2. 薬剤中止後に起こる反跳頭痛への対応
原因薬を中止すると反跳頭痛が出現します。反跳頭痛とは原因薬中止後の約2週間は、一時的に痛みが悪化することです。この反跳頭痛を乗り切ることがMOH治療の鍵となります。原因薬中止前に必ず反跳頭痛の情報を与えることが重要です。反跳頭痛に対しては、当然の事ながら原因薬以外の薬物で対応して治療します。トリプタンのMOHならば非ステロイド系消炎鎮痛剤を用い、その逆しかりです。
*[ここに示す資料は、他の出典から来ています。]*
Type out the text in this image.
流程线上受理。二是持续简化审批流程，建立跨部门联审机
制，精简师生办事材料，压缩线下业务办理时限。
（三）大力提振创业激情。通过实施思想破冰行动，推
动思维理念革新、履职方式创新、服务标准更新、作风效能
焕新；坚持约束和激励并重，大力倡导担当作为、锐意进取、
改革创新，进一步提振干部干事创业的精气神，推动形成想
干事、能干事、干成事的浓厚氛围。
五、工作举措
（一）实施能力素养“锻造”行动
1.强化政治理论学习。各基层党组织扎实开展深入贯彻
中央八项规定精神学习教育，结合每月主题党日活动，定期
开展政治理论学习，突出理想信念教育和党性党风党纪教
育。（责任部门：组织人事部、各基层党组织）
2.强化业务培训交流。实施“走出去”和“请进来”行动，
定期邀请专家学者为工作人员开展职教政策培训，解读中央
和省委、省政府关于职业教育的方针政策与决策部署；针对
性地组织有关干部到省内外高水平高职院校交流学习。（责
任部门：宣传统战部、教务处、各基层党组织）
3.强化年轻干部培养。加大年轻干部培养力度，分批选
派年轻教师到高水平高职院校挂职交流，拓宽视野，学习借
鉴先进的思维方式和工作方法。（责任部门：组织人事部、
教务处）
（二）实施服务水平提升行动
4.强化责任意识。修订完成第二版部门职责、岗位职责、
消炎鎮痛剤としては消失半減期の長いナプロキセンの投与を試みる事が多いです。また制吐剤なども使用します。離断症状は約2週間間続くといわれていますが、トリプタン4日、エルゴタミン7日、鎮痛剤10日という報告があります。
3.予防薬の投与
離脱の時期を超えるために予防薬の併用も行います。三環系抗うつ薬であるアミトリプチリンの有用性は証明されていて臨床の場で安全に使用されます。片頭痛予防に実績のあるバルプロ酸、ロメリジン、プロプラノロールも有効です。チザニ ジンの有効性も認められており, 緊張型頭痛から発展したMOHに使用されます。トピラマートは,片頭痛とMOHが合併した症例において,、頭痛を呈する日数を有意に減少させた報告もあります。離脱に成功してくると、起床時の頭痛が消失し、頭痛のない日が出現します。予防薬は3~6ヶ月間服用後漸減中止とします。多くの例ではMOHを離脱できますが、30%に再発が認められ、特に緊張型頭痛に再発が多いです。